И, сердито сверкнув глазами, он хлопнул дверью и ушел.
За одной бедой – другая, к обожженному месту прикладывают огонь…
– Что это, Христя, говорят? О ком? – укоризненно, со слезами в глазах обратилась она к дочери.
Та стояла, как стена, немая, как мел – белая. Ее испугала буча, поднятая Грыцько, устрашил его грозный взгляд, крикливый голос. Она ни слова не сказала матери, да так и залилась слезами.
– Так это правда? Правда? – кричала мать с таким отчаянием, точно у нее сердце разрывалось.
– Мама, мама! Ни в одном его слове нет правды! – рыдая, проговорила Христя.
Приська не знала, чему верить, кого слушать. Мысли в ее голове путались, раздваивались: то чудилась ей страшная буря, вой вьюги, замирающий крик человека; она слышит голос Филиппа, видит его – беспомощного, прячущего закоченевшее лицо в снег… Сердце ее разрывается от жалости.

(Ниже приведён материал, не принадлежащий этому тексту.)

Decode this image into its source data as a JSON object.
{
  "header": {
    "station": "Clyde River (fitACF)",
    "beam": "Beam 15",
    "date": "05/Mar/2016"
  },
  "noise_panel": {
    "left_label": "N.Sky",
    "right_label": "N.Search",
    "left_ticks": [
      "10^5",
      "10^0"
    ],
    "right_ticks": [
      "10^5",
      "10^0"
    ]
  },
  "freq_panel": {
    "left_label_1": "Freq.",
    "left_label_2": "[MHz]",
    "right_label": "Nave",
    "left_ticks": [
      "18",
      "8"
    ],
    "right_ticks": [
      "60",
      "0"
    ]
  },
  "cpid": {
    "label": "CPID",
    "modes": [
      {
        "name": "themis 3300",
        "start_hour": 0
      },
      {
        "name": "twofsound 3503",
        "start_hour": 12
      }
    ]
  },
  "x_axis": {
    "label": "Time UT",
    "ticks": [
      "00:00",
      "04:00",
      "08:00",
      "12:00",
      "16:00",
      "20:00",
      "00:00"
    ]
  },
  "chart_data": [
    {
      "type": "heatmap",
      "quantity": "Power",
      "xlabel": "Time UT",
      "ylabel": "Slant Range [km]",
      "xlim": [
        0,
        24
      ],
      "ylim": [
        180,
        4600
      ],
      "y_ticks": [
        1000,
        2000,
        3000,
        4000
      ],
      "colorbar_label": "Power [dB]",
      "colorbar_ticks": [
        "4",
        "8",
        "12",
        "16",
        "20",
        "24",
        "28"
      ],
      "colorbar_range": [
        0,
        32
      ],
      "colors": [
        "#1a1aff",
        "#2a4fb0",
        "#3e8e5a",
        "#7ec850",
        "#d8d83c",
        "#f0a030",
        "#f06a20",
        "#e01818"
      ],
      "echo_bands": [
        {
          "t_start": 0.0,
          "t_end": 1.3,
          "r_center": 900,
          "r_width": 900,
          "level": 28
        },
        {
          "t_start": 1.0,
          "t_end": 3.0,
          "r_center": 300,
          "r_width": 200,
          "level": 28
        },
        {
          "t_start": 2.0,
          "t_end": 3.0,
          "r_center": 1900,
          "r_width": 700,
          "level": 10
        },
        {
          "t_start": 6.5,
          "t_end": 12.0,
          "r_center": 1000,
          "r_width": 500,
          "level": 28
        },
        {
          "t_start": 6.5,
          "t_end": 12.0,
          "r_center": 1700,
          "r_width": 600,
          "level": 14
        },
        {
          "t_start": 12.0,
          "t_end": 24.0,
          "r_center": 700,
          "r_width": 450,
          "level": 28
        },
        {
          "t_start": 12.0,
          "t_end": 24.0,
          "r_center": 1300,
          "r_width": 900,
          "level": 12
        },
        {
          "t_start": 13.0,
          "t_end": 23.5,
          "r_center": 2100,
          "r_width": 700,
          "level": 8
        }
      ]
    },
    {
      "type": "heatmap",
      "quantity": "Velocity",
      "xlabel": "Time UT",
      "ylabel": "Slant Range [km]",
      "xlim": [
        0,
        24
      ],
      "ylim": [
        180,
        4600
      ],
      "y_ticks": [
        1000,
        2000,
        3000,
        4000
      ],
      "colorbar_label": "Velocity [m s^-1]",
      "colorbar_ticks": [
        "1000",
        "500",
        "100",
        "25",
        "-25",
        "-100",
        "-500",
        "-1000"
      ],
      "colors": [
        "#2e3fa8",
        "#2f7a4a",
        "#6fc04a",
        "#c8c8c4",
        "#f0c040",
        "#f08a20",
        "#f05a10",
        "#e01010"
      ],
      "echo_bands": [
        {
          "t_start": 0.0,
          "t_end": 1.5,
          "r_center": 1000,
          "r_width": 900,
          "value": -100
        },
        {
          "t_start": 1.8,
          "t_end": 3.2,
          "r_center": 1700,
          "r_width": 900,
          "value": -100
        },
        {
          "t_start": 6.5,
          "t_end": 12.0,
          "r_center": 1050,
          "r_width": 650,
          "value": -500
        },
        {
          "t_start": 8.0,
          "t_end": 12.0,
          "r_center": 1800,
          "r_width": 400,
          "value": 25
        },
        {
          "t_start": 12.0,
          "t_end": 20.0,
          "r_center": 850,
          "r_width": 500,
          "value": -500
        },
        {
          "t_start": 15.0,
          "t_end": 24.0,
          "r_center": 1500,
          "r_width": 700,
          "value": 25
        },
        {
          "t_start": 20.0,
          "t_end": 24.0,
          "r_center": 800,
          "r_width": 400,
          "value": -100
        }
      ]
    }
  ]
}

То снова перед глазами Грыцько, упрекающий Христю… Бог ее знает! Разве признается матери провинившаяся дочь?… Ее сердце замирает, словно перестает биться; какая-то тяжесть гнетет ее душу, черной пеленой застилает глаза. Господи, какая мука! Какая невыносимая мука!
Короткий день быстро проходит, настает зимняя длинная предрождественская ночь. Чего только за эту ночь не передумаешь? Сколько мыслей промелькнет в голове, встревожит сердце! А Приська за всю эту ночь и глаз не сомкнула. Как легла с вечера, так до самого утра только и слышны были ее глубокие вздохи и приглушенное всхлипывание. Христя тоже долго не могла уснуть.

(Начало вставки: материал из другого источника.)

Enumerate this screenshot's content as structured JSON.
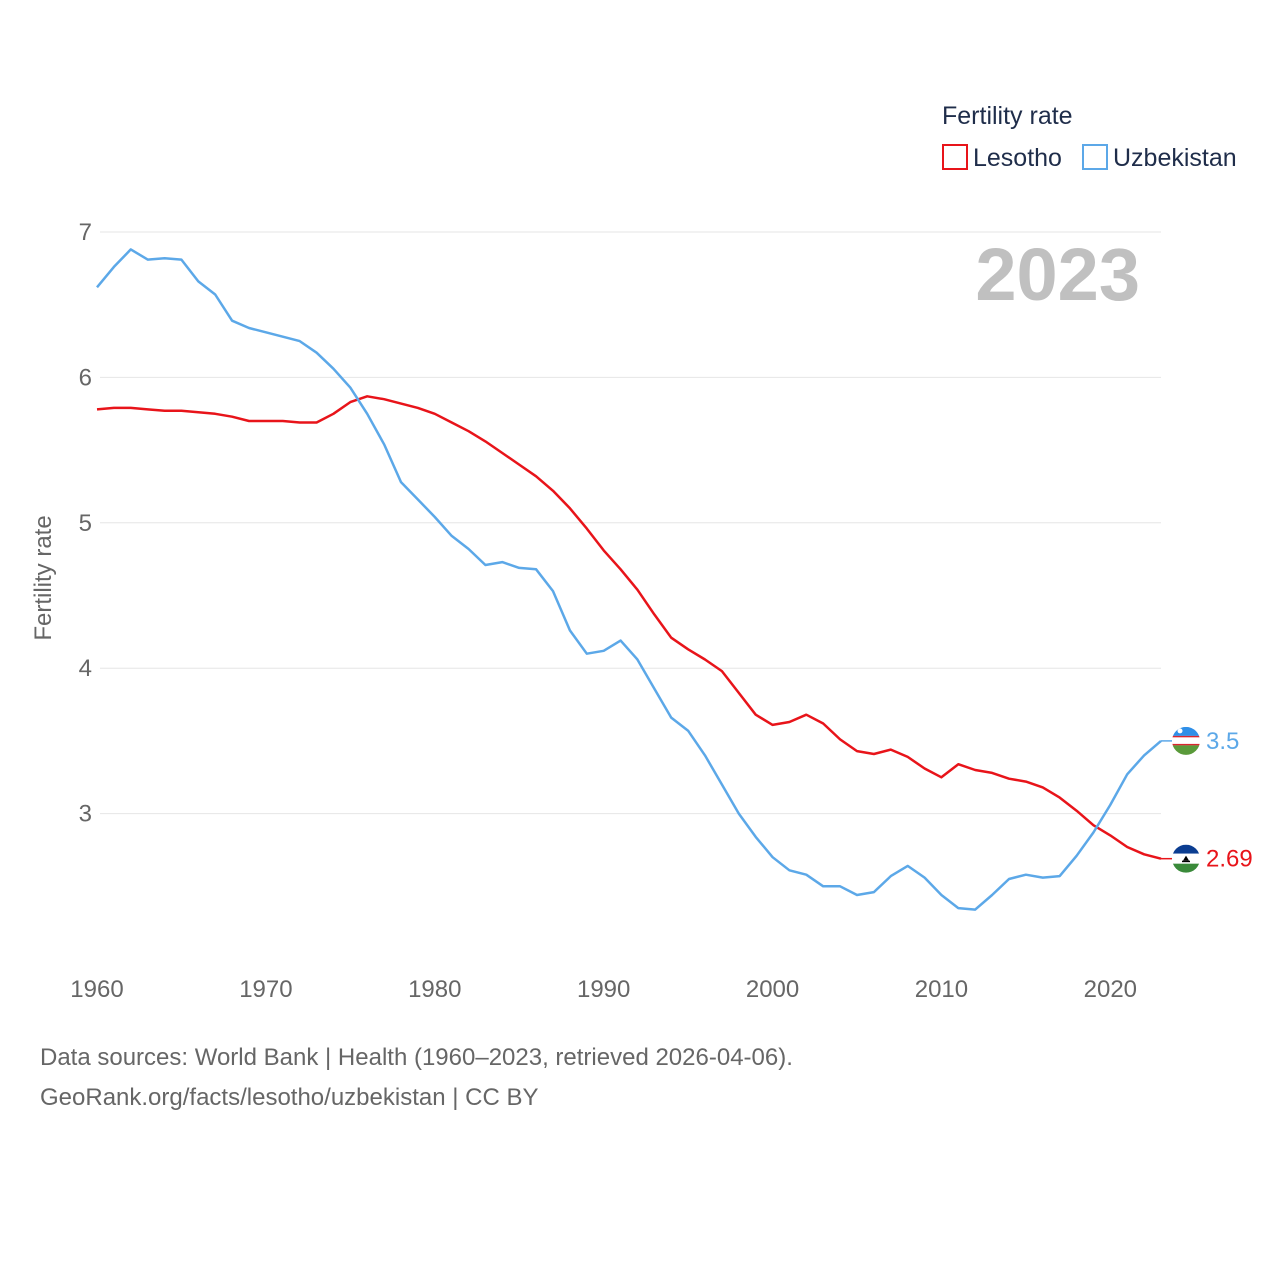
{
  "chart_data": {
    "type": "line",
    "title": "",
    "xlabel": "",
    "ylabel": "Fertility rate",
    "xlim": [
      1960,
      2023
    ],
    "ylim": [
      2.0,
      7.0
    ],
    "yticks": [
      "3",
      "4",
      "5",
      "6",
      "7"
    ],
    "xticks": [
      "1960",
      "1970",
      "1980",
      "1990",
      "2000",
      "2010",
      "2020"
    ],
    "year_label": "2023",
    "legend": {
      "title": "Fertility rate",
      "position": "top-right"
    },
    "x": [
      1960,
      1961,
      1962,
      1963,
      1964,
      1965,
      1966,
      1967,
      1968,
      1969,
      1970,
      1971,
      1972,
      1973,
      1974,
      1975,
      1976,
      1977,
      1978,
      1979,
      1980,
      1981,
      1982,
      1983,
      1984,
      1985,
      1986,
      1987,
      1988,
      1989,
      1990,
      1991,
      1992,
      1993,
      1994,
      1995,
      1996,
      1997,
      1998,
      1999,
      2000,
      2001,
      2002,
      2003,
      2004,
      2005,
      2006,
      2007,
      2008,
      2009,
      2010,
      2011,
      2012,
      2013,
      2014,
      2015,
      2016,
      2017,
      2018,
      2019,
      2020,
      2021,
      2022,
      2023
    ],
    "series": [
      {
        "name": "Lesotho",
        "color": "#e8141a",
        "end_label": "2.69",
        "values": [
          5.78,
          5.79,
          5.79,
          5.78,
          5.77,
          5.77,
          5.76,
          5.75,
          5.73,
          5.7,
          5.7,
          5.7,
          5.69,
          5.69,
          5.75,
          5.83,
          5.87,
          5.85,
          5.82,
          5.79,
          5.75,
          5.69,
          5.63,
          5.56,
          5.48,
          5.4,
          5.32,
          5.22,
          5.1,
          4.96,
          4.81,
          4.68,
          4.54,
          4.37,
          4.21,
          4.13,
          4.06,
          3.98,
          3.83,
          3.68,
          3.61,
          3.63,
          3.68,
          3.62,
          3.51,
          3.43,
          3.41,
          3.44,
          3.39,
          3.31,
          3.25,
          3.34,
          3.3,
          3.28,
          3.24,
          3.22,
          3.18,
          3.11,
          3.02,
          2.92,
          2.85,
          2.77,
          2.72,
          2.69
        ]
      },
      {
        "name": "Uzbekistan",
        "color": "#5ca8e8",
        "end_label": "3.5",
        "values": [
          6.62,
          6.76,
          6.88,
          6.81,
          6.82,
          6.81,
          6.66,
          6.57,
          6.39,
          6.34,
          6.31,
          6.28,
          6.25,
          6.17,
          6.06,
          5.93,
          5.75,
          5.54,
          5.28,
          5.16,
          5.04,
          4.91,
          4.82,
          4.71,
          4.73,
          4.69,
          4.68,
          4.53,
          4.26,
          4.1,
          4.12,
          4.19,
          4.06,
          3.86,
          3.66,
          3.57,
          3.4,
          3.2,
          3.0,
          2.84,
          2.7,
          2.61,
          2.58,
          2.5,
          2.5,
          2.44,
          2.46,
          2.57,
          2.64,
          2.56,
          2.44,
          2.35,
          2.34,
          2.44,
          2.55,
          2.58,
          2.56,
          2.57,
          2.71,
          2.87,
          3.06,
          3.27,
          3.4,
          3.5
        ]
      }
    ]
  },
  "footer": {
    "sources": "Data sources: World Bank | Health (1960–2023, retrieved 2026-04-06).",
    "attribution": "GeoRank.org/facts/lesotho/uzbekistan | CC BY"
  }
}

Она и хотела, и боялась заговорить с матерью, утешить ее, как в минувшие ночи. Знал Грыцько, когда с ней свести счеты. А жалости у него – ни капельки!.. Как ей теперь убедить мать в том, что она невиновна? Рассказать ей о своих тайных встречах с Федором? Какая же девушка выдаст эту тайну? Было, может, и такое, за что мать, дознавшись, и надрала бы ей косы; а коли не знает, оно и так сойдет… сказать об этом сейчас, когда сердце матери и без того обливается кровью, когда она, может, только и видит перед глазами отца, как провожала его на ярмарку, только и слышала его голос? Тоска и досада заполнили ее душу, ножом вонзились в сердце. Христя молча слушала тяжелые вздохи матери, ее безутешное рыдание. Молодое отзывчивое сердце долго не выдерживает такой ноши, такого горя. Не выдержала и Христя. Сон – не сон, а какая-то дрема начала ее одолевать, закрывала ее заплаканные глаза.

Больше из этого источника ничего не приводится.